演奏会のタイトルが「エロスとタナトス」(性愛と死)となっているのだが、楽器編成からも推測できると思うが、オペラのような派手な動きや舞台上で誰かが肌をあらわにするということは一切ない。演奏者は4人とも初老の男性で背広を着て、淡々と渋く演奏していく。ただし、ところどころでドイツ語で曲についての説明が入ったのだが、筆者のドイツ語力が及ばず理解できないのがもどかしかった。もっとドイツ語勉強せねば。。。
プログラムは前半4曲、休憩、後半4曲。
前半は、ジョヴァンニ・ベネデッティ・プラッティ(1697−1763)のソナタ、フランシスコ・カポラーレ(1700−1746、イタリアのチェリスト、作曲家)のソナタ、オルランド・ギボンズ(1583−1625)のファンタジア、ベネデット・マルチェッロ(1686−1739)のソナタ。ギボンズを除き、ヘンデルと活動時期が重なっている。対位法を皆使っているが二台のチェロが同じ旋律を受け渡すと、親密な会話を聞いている感じが強い。オケで対位法を用いる場合より一層、対話的な印象を受ける。これはこれで大きな編成のオーケストラ曲やオペラとは異なる魅力があるものだ。

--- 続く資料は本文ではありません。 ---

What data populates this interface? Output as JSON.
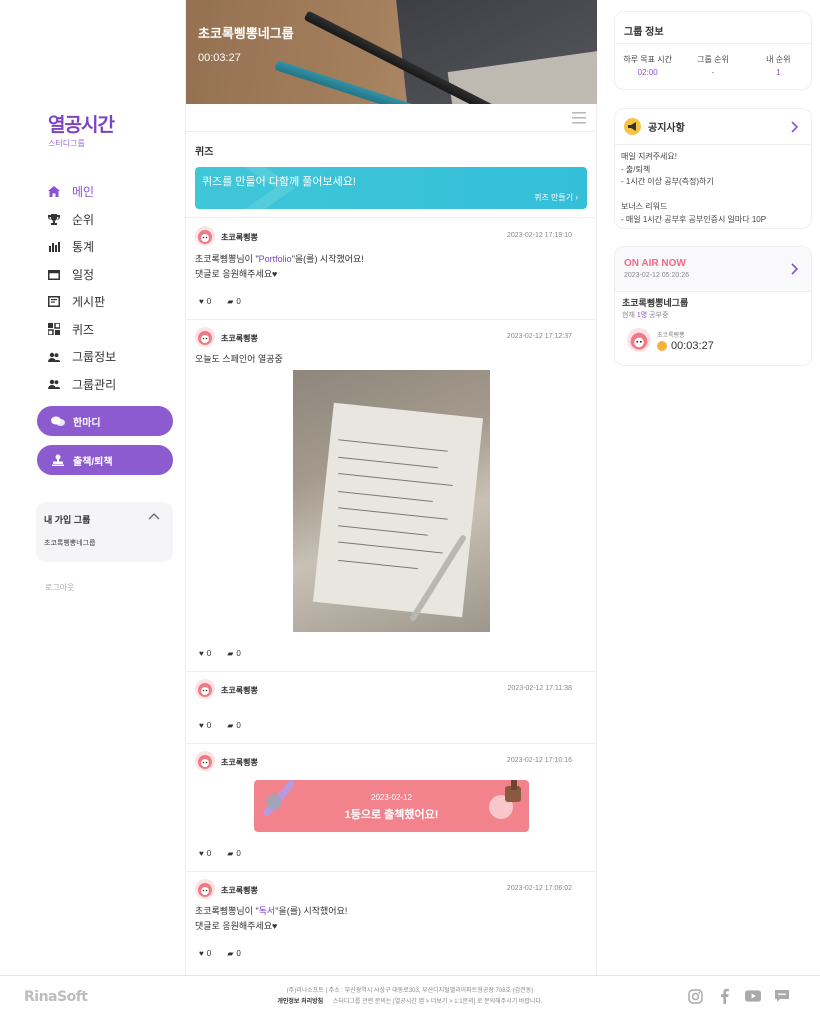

後半は、マルタン・ベルト(1691−1771)のトリオ。短い曲。ヨハン・ヤーコプ・フローベルガー(1616−1667)の「来るべき私の死への瞑想」は前述の通り、チェンバロ(ハープシコード)の独奏曲。フローベルガーは17世紀の人だが、ロマン派に先立つこと200年、表題音楽を数多くものしていてこれもその1つ。ゲオルク・フィリップ・テレマン(1681−1767)のソナタ。これは1楽章ごとにオルフェオとエウリディケの神話とのつながりを説明してくれたのだが、当方のドイツ語力不足のため細部は不明。調べてみると、テレマンはオルフェオもののオペラを書いているのだが、それと関係しているのだろうか。最後が、ヘンデルのソナタ。
二人のチェリストはDimitri DichtairとGerhart Darmstadt。1人は常に5弦のチェロで、弓も短く持ちいかにも古楽器という感じ。もう1人は4弦と5弦のチェロを使い分け、弓の持ち方はそれほど短くない。三台(三梃)ともエンドピン(床と本体の間の金属ピン)はない。ビオラ・ダ・ガンバのように膝の間に抱える感じで奏でていた。
渋いといえば渋い曲目なのだが、オペラの時よりは若者の比率が高かった。チケットの値段のせいなのか、若者は演奏者の縁者だったり、お弟子だったりするのかは不明。オペラの観客の平均年齢が高いのは一目瞭然であった。
こういうコンンサートのおかげで初めて知る曲目、初めて知る作曲家もあり、バロック音楽の厚み、ドイツにおける音楽文化の厚みの一端を知る思いがした。